12.Afşin’i fetheden Emir Buldacı
Afşin-Elbistan Yöresi 1085’te Emir Buldacı tarafından fethedilmişti. Ancak Haçlıların gelişi ile Maraş ve Afşin-Elbistan Yöresi, 1098 yılında Bizans’a tekrar teslim edildi. Bu tarihten itibaren Ermeni asıllı Bizans valileri idaresinde Maraş’a yerleşen Ermeniler, bir süre sonra Rumkale ve Hısn-ı Mansur (Adıyaman) şehirlerini ele geçirdiler. Elbistan, Efsus (Afşin) ve Göksun şehirleri ise kısa bir Türk hakimiyetini müteakip 1103 yılında yeniden Haçlıların eline düştü; fakat Kılıç Arslan tarafından geri alınarak Vezir Ziyaeddin Muhammed’e ikta edildi. (M. Halil Yinanç ve Osman Turan) İkta sistemi, devlete ait arazilerden elde edilen vergi ve diğer gelirlerin devlet görevlilerine yaptıkları hizmet karşılığında verilmesidir.

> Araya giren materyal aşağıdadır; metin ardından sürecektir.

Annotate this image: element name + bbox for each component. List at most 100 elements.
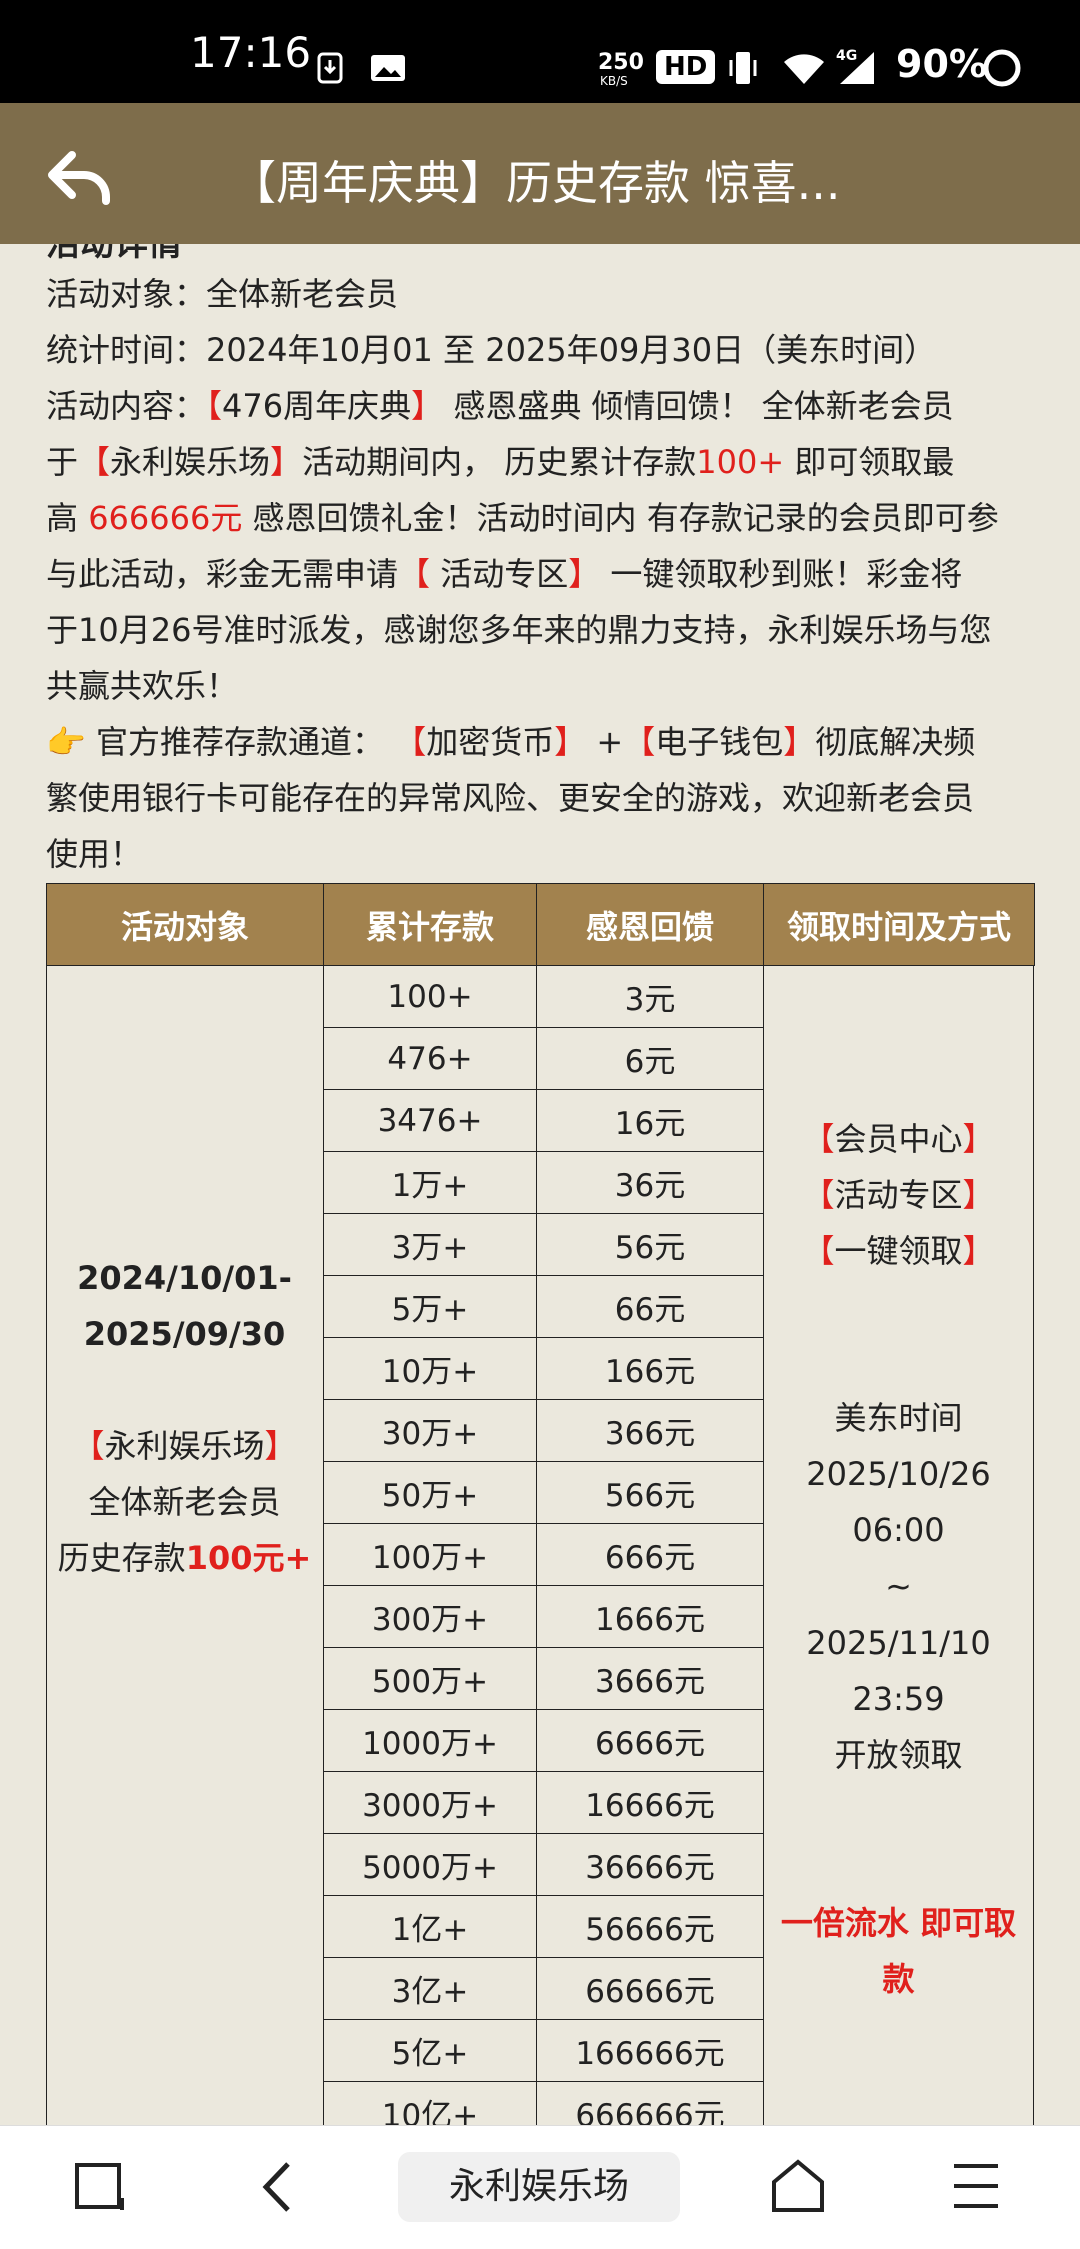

13.Şarklı şehzade mağlup ettiği imparatorun rehinesi oluyor
Abbasi Halifesi Mu’tasım (833-842) iktidarı döneminde 838 yılında Afşin b. Kâvus tarafından ilk kez fethedilen Amurriye (Emirdağ) 1068’de takriben iki buçuk asır sonra, Emir Afşin tarafından fethedilip Türk vatanı yapılmıştır. Afşin’in bu seferi aslında Alp Arslan’a karşı isyan eden Selçuklu şehzadesi El-basan (veya Er-basgan) ı ve onunla birlikte Anadolu’ya çekilen Yabgulu Türkmenlerini tenkil etmek (Örnek olması için cezalandırma, tepeleme) maksadıyla vuku bulmuştu.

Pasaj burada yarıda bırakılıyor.